Eduardo Blandón
Me ocurrió el otro día una experiencia que quizá a usted le parecerá de lo más trivial del mundo. Al contemplar a unos niños jugando en la calle, un hecho cada vez más insólito, reflexioné cómo a esa edad es tan fácil ser feliz. Y, vinieron a mí, de golpe, los miles de accidentes que han abollado mi extensa larga vida (claro, si la comparamos con la de los pilletes callejeros).
¿Romántico? Sí, estas fechas se prestan para suspiros. Además, con los años uno quizá es más meditabundo. El carácter va tomando formas desconocidas. Hasta los conflictos parecen amainar. Ya no queda ánimo para las diferencias y largas discusiones. ¿Ya no me amas? Tranquila, hagamos maletas y “santos en paz”.
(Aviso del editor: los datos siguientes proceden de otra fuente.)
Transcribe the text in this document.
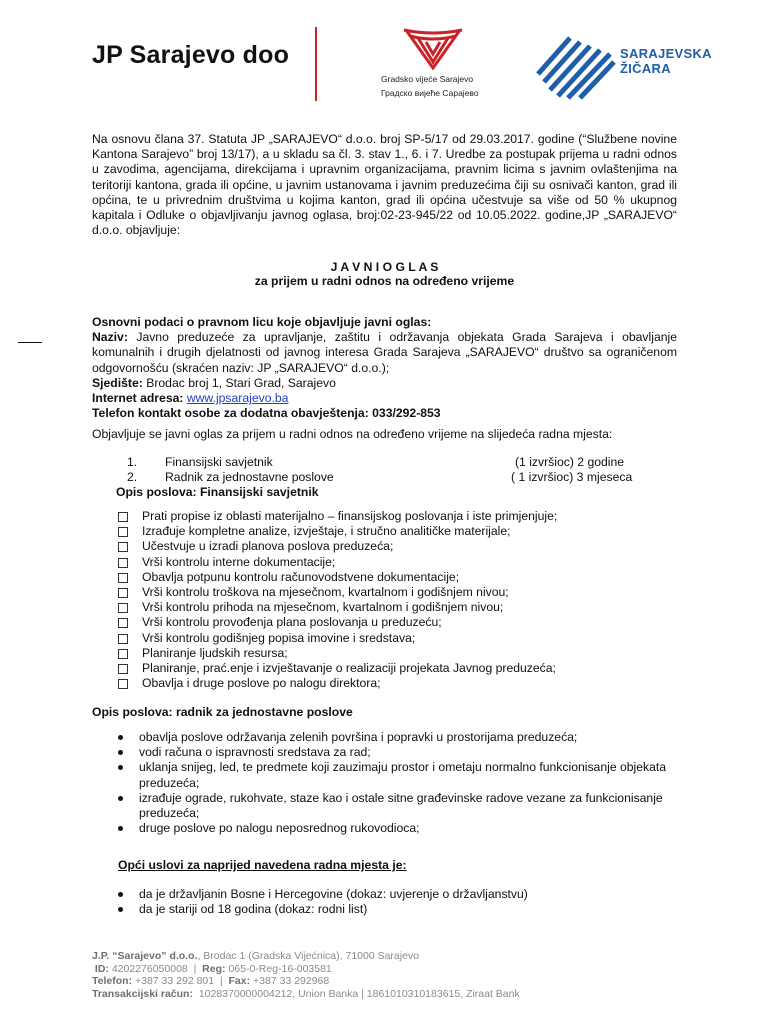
JP Sarajevo doo
Gradsko vijeće Sarajevo
Градско вијеће Сарајево
SARAJEVSKA
ŽIČARA

Na osnovu člana 37. Statuta JP „SARAJEVO“ d.o.o. broj SP-5/17 od 29.03.2017. godine (“Službene novine Kantona Sarajevo” broj 13/17), a u skladu sa čl. 3. stav 1., 6. i 7. Uredbe za postupak prijema u radni odnos u zavodima, agencijama, direkcijama i upravnim organizacijama, pravnim licima s javnim ovlaštenjima na teritoriji kantona, grada ili općine, u javnim ustanovama i javnim preduzećima čiji su osnivači kanton, grad ili općina, te u privrednim društvima u kojima kanton, grad ili općina učestvuje sa više od 50 % ukupnog kapitala i Odluke o objavljivanju javnog oglasa, broj:02-23-945/22 od 10.05.2022. godine,JP „SARAJEVO“ d.o.o. objavljuje:

J A V N I O G L A S
za prijem u radni odnos na određeno vrijeme
Osnovni podaci o pravnom licu koje objavljuje javni oglas:
Naziv: Javno preduzeće za upravljanje, zaštitu i održavanja objekata Grada Sarajeva i obavljanje komunalnih i drugih djelatnosti od javnog interesa Grada Sarajeva „SARAJEVO“ društvo sa ograničenom odgovornošću (skraćen naziv: JP „SARAJEVO“ d.o.o.);
Sjedište: Brodac broj 1, Stari Grad, Sarajevo
Internet adresa: www.jpsarajevo.ba
Telefon kontakt osobe za dodatna obavještenja: 033/292-853
Objavljuje se javni oglas za prijem u radni odnos na određeno vrijeme na slijedeća radna mjesta:
1. Finansijski savjetnik	(1 izvršioc) 2 godine
2. Radnik za jednostavne poslove	( 1 izvršioc) 3 mjeseca
Opis poslova: Finansijski savjetnik
Prati propise iz oblasti materijalno – finansijskog poslovanja i iste primjenjuje;
Izrađuje kompletne analize, izvještaje, i stručno analitičke materijale;
Učestvuje u izradi planova poslova preduzeća;
Vrši kontrolu interne dokumentacije;
Obavlja potpunu kontrolu računovodstvene dokumentacije;
Vrši kontrolu troškova na mjesečnom, kvartalnom i godišnjem nivou;
Vrši kontrolu prihoda na mjesečnom, kvartalnom i godišnjem nivou;
Vrši kontrolu provođenja plana poslovanja u preduzeću;
Vrši kontrolu godišnjeg popisa imovine i sredstava;
Planiranje ljudskih resursa;
Planiranje, prać.enje i izvještavanje o realizaciji projekata Javnog preduzeća;
Obavlja i druge poslove po nalogu direktora;
Opis poslova: radnik za jednostavne poslove
obavlja poslove održavanja zelenih površina i popravki u prostorijama preduzeća;
vodi računa o ispravnosti sredstava za rad;
uklanja snijeg, led, te predmete koji zauzimaju prostor i ometaju normalno funkcionisanje objekata preduzeća;
izrađuje ograde, rukohvate, staze kao i ostale sitne građevinske radove vezane za funkcionisanje preduzeća;
druge poslove po nalogu neposrednog rukovodioca;
Opći uslovi za naprijed navedena radna mjesta je:
da je državljanin Bosne i Hercegovine (dokaz: uvjerenje o državljanstvu)
da je stariji od 18 godina (dokaz: rodni list)
J.P. “Sarajevo” d.o.o., Brodac 1 (Gradska Vijećnica), 71000 Sarajevo
ID: 4202276050008  |  Reg: 065-0-Reg-16-003581
Telefon: +387 33 292 801  |  Fax: +387 33 292968
Transakcijski račun: 1028370000004212, Union Banka | 1861010310183615, Ziraat Bank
Quizá el espíritu refleje las fragilidades somáticas. No es que nos volvamos benévolos, comprensivos o indulgentes por una conversión, digamos, evangélica, es que los niveles hormonales han hecho de las suyas en nuestras vidas. Así, esa disminución natural de su producción explicaría ese reciente prurito reflexivo y esas poses de macho sabio que ahora adoptamos.
Lejos quedó el macho pendenciero, el impenitente aventurero, dispuesto a sacrificar en tálamos distintos, las féminas enviadas por el mismísimo Dios. “Señor, entiéndeme, todo tiene su hora. ¿Recuerdas el libro del Eclesiastés?… bueno, seamos consecuentes”. No me mal entienda, el afán especulativo es parte natural de los seres humanos, solo que su presencia, con los años se vuelve más intensa.
No en balde las comunidades hablan del anciano, el sabio y consejero que, desde su experiencia vital, son referentes para las díscolas generaciones. No me refiero a que los “élderes” paganos que poblamos el mundo seamos más sensatos que los mocosos posmodernos, solo trato de explicar ese afán cogitabundo que de repente incorporamos no sin sorpresa en nuestras vidas.
Volviendo a lo primero, le decía que ver jugar a esos niños en la calle me hizo pensar en la posibilidad real de ser feliz. Hecho que quizá se deba a la candidez, la despreocupación, la confianza en el mañana y hasta el amor seguro con el que cuentan en sus vidas. O sea, todo lo contrario, a nuestras convicciones de animal apaleado en la selva cruel que habitamos. Aún suspiro por esos niños y hago votos porque se retarde su conciencia para bien de ellos y la humanidad entera.